Giving and taking credit

In my new job, I often host events—meetings, discussion groups and the like. Sometimes I invite folks to events that are more social in nature, like a breakfast or cocktail party.

I recently invited a group of senior women in our company to a cocktail party. They were all attending another meeting and the idea behind the cocktail party was to hold a networking event to take advantage of their presence at the bigger event.

It was so much fun! This was the first time this group had met each other and the energy in the room was spectacular. At one point, I stood to the side and watched the participants talk, laugh and connect with each other—I was happy we organized it. And at the end, each attendee thanked me, genuinely pleased to have been invited.

“Denice, this is such a great idea. Thank you so much for the invitation,” said one participant.

“You’re welcome,” I replied. “But, it wasn’t my idea. It was Rosa’s.” I couldn’t take the credit for this—it would have made me feel terrible. I was getting all the thanks just because I sent out the invitation.

Rosa asked me later why I gave her the credit for the idea; she was really OK with me taking the credit for it. And, I understand this—very often it’s important that the team takes the credit for something and not single out one person on the team. This wasn’t one of those moments; she deserved the credit.

During our work life, we are so often in this position—when a success is attributed to one person, when in fact it may belong to another. This makes me unhappy at work. Not just because it’s unfair, though it is.
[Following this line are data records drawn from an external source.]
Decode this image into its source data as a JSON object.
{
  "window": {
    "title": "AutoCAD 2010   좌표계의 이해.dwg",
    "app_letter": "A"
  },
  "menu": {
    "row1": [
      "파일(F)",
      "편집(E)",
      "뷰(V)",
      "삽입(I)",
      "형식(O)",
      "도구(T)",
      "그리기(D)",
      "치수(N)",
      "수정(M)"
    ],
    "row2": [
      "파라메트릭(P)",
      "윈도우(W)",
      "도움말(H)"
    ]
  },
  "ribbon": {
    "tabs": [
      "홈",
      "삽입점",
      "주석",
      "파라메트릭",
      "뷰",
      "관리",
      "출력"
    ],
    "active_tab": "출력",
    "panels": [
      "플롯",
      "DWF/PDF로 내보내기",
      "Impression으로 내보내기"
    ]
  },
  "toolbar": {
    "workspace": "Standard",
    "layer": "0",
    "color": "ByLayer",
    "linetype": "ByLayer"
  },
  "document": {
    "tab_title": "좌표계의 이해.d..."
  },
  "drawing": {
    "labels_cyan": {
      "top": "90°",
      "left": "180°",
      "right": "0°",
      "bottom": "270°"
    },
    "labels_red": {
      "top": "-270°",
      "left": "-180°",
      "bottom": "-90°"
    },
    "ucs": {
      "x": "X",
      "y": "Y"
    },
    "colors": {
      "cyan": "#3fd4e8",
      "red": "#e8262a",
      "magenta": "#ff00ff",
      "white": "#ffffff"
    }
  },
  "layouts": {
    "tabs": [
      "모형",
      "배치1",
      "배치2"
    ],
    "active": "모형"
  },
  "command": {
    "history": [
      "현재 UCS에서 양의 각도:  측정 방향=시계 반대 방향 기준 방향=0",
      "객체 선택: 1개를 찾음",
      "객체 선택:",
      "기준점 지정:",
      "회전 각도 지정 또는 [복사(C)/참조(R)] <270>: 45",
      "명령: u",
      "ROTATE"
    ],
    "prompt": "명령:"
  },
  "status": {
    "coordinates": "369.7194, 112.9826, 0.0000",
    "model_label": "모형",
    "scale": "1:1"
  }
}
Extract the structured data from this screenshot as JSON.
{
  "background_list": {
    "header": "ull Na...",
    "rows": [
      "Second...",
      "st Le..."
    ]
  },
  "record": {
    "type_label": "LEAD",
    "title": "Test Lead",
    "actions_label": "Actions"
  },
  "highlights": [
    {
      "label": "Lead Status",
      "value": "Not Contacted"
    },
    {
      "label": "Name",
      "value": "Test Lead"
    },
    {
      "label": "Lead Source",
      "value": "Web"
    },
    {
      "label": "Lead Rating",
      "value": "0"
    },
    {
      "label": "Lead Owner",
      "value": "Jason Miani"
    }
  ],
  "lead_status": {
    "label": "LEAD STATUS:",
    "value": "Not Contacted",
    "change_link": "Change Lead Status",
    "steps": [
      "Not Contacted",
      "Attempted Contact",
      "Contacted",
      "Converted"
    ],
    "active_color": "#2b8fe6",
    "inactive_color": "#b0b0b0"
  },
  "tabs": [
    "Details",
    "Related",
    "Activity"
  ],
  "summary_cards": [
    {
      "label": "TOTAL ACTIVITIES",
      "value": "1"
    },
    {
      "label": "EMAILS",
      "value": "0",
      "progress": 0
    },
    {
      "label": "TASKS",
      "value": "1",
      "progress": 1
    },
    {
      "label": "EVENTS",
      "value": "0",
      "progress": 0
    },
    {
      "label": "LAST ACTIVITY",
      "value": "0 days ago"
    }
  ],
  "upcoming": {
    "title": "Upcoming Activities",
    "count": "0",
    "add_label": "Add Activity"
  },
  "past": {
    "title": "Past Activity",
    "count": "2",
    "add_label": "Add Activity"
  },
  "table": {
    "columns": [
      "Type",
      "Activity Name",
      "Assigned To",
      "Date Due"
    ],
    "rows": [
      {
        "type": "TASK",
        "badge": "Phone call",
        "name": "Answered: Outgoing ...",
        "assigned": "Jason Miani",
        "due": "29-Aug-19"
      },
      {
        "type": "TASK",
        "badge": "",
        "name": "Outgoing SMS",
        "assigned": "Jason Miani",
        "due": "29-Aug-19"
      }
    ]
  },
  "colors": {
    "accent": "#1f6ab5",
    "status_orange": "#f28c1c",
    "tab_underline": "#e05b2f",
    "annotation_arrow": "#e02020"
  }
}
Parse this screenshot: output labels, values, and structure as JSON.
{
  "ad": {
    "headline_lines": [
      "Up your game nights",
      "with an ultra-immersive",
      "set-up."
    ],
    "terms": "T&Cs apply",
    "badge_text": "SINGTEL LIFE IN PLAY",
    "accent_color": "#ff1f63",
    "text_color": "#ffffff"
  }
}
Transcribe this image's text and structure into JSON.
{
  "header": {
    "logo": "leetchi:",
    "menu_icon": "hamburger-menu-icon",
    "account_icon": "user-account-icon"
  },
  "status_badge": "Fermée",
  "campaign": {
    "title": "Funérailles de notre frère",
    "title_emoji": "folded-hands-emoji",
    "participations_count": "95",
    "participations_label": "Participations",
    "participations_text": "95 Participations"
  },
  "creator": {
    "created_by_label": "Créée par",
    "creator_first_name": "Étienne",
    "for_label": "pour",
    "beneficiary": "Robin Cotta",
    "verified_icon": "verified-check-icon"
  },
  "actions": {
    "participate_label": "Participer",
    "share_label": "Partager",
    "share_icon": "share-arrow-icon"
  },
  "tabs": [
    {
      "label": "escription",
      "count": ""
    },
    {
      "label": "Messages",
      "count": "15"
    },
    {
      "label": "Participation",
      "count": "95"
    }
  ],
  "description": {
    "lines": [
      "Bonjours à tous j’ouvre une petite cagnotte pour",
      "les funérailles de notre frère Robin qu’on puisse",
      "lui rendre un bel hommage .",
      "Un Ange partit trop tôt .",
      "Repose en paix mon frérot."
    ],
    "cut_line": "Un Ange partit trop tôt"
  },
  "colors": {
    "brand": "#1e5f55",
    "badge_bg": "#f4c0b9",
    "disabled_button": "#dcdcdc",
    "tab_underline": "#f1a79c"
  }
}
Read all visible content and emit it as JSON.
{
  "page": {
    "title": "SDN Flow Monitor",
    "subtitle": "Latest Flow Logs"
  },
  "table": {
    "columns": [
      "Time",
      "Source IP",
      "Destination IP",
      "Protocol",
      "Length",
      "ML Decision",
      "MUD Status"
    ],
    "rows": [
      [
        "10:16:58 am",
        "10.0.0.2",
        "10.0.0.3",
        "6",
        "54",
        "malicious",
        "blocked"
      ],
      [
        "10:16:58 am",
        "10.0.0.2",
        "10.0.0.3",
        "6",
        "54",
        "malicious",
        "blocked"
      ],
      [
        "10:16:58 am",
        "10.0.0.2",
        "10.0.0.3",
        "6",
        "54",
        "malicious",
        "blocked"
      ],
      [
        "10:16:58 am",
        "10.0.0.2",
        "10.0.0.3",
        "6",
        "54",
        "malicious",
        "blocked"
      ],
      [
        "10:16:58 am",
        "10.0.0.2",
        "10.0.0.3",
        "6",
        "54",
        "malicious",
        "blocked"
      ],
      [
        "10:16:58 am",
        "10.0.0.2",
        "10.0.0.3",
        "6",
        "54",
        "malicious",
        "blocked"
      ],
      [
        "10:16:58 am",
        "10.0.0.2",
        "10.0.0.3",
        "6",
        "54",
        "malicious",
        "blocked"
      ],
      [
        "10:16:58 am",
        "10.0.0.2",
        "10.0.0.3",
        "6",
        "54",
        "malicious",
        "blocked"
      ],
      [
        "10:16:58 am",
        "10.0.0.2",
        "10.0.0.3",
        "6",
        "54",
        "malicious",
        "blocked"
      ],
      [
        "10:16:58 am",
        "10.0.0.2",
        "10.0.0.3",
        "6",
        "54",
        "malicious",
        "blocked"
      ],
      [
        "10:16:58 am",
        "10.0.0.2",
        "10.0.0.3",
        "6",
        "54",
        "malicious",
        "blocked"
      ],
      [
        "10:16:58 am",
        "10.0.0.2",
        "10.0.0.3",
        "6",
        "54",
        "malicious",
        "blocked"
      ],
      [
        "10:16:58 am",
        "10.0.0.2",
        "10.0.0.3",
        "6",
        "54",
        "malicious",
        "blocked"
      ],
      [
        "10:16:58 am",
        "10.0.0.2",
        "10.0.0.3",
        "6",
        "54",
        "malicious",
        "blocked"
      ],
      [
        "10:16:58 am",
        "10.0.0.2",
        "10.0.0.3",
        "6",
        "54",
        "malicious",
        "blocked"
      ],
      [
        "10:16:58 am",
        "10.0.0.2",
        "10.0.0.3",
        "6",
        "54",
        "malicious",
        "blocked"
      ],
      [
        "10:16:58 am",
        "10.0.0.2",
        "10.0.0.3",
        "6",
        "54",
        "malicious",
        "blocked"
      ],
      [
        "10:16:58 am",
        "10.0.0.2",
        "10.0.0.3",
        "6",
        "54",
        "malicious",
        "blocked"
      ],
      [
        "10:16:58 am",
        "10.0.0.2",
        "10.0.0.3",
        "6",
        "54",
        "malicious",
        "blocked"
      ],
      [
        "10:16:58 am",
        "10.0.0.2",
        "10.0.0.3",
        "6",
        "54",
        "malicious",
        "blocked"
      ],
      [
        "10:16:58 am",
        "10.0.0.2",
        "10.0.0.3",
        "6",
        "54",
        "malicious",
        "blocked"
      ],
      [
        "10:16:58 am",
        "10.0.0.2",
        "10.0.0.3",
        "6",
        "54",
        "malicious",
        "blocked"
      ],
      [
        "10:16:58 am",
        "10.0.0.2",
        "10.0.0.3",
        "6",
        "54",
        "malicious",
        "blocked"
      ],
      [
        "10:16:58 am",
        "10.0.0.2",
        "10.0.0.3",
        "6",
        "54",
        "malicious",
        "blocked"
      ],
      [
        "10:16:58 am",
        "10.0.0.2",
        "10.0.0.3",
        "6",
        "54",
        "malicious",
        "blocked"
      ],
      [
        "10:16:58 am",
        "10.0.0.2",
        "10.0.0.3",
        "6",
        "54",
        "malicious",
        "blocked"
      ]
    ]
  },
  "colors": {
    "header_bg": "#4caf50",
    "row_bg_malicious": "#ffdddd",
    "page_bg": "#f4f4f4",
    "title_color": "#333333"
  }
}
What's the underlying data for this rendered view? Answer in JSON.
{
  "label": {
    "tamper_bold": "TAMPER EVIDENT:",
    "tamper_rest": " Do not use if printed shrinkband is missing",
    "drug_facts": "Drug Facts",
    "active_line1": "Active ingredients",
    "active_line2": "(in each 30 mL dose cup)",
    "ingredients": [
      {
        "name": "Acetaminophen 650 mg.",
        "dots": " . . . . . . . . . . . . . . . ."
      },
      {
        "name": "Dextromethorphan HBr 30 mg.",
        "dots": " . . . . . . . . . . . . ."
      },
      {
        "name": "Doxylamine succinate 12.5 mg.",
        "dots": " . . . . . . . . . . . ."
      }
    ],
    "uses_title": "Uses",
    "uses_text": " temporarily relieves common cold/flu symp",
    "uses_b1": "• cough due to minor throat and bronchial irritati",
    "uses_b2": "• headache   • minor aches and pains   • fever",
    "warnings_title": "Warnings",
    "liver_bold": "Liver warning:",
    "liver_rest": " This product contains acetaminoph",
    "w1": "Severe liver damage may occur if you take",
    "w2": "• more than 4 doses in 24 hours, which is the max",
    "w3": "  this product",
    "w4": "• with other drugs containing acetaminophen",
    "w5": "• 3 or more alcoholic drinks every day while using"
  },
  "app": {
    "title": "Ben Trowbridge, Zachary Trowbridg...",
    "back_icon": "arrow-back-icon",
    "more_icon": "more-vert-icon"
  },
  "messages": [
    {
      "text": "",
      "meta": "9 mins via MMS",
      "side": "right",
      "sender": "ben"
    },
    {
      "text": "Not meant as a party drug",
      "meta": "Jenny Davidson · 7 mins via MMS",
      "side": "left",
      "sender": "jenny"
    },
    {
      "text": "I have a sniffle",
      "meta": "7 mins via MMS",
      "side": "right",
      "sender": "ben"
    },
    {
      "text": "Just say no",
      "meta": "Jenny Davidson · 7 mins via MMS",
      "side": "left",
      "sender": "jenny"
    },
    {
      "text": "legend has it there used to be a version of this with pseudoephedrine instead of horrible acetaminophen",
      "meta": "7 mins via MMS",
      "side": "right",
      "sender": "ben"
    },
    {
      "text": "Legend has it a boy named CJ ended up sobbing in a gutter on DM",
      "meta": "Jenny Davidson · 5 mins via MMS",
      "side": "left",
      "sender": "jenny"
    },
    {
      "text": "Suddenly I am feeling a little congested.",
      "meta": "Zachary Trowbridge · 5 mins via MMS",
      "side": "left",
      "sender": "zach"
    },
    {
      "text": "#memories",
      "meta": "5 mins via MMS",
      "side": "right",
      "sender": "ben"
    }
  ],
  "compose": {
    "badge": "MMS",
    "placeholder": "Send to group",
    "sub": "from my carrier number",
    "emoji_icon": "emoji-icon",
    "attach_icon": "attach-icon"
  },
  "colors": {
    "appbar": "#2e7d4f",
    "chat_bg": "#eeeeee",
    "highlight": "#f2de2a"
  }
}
It makes me unhappy because you miss something really special when you don’t give credit where it is due. And it also causes mistrust between colleagues—how much can you trust someone who deliberately takes credit for something you’ve done?

Rosa was slightly embarrassed as I kept telling everyone who thanked me that it was her idea. I thought about her reaction later and I understood it. Being part of a team is drummed into us; it feels awkward or uncomfortable to take sole credit for something.

But, if you’re the person who deserves the credit, my advice is: take it. You earned it. Be proud that you’ve done something that’s worth getting the credit for—and when it’s your turn to give credit to someone else, remember how good it feels to be recognized for doing something well. It also strengthens the bonds of the team when you support each other in this way. This is a great way to be happy at work!